The Federal Trade Commission recently published a guide for social media influencers, guiding would-be influencers to provide truthful endorsements and reviews. This guide details what it takes to stay off the FTC’s Naughty List for False Advertisements. Here’s the skinny:
• Provide Clear and Obvious Disclosures of Brand Relationships
Influencers MUST disclose their relationship with a brand or product when they are receiving any form of compensation for their endorsement. Compensation doesn’t just mean making that #cash, but also includes receiving freebies or a deep discount on products and services. The FTC says you should also disclose any other material connections to a brand. This includes if you or a family member works for or owns the business you are endorsing.
Disclosures should be obvious for viewers and should be found in every post that contains an endorsement. Use terms like “sponsored” and “advertisement” in your endorsement to ensure clarity to your viewers and followers.

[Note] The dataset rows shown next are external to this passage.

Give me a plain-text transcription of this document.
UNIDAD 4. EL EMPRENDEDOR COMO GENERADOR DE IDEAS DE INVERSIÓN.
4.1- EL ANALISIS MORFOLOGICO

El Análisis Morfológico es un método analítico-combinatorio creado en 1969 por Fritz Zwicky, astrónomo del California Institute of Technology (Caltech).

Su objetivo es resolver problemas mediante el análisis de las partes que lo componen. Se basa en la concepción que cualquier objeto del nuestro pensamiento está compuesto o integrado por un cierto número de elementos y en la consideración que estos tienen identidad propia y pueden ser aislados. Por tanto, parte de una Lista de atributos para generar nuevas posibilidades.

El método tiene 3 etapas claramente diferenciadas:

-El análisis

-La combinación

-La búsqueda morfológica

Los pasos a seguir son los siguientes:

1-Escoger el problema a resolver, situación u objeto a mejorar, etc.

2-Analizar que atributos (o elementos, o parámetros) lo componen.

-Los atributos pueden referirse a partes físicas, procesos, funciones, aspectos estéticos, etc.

It’s not always obvious that a blogger or social media poster is affiliated with a certain product or company. If you are providing viewers with a review just because you love a product, no need to disclose. But, if you received some form of compensation for your endorsement, a clear and obvious endorsement is necessary on every post featuring your review. When in doubt, be transparent with your viewers about your relationship to the company!
• Be Truthful
Putting out misleading or untruthful information can cause you serious legal consequences. If you have a relationship with a brand that is contingent upon your endorsement of a product, be truthful in your endorsement. Your review of a product or brand might sway one of your viewers or followers to purchase that product or support a brand (that’s the point of influencers, right?). So, if you’re paid to try a product, don’t say you like it if you really don’t!
• Do Your Research
When promoting a product, don’t make up claims about the pros or cons of that product or service if there is no factual evidence to support your claim. This means that fictional social media influencer Tony should not provide Scalp Strength Shampoo with a raving endorsement, claiming that the product will cure early onset male pattern baldness if Scalp Strength’s parent company has not put in the scientific research to validate that claim.
• Don’t Advertise For A Product You Haven’t Tried
Only provide an endorsement for a product or service that you’ve tried. Providing a review of a product without trying the product is deceptive to other consumers. Your viewers might heavily rely on your opinion of a product or service. It is your responsibility as a social media influencer to provide an endorsement that represents your accurate experience or opinion of a product, which is impossible if you haven’t tried the product!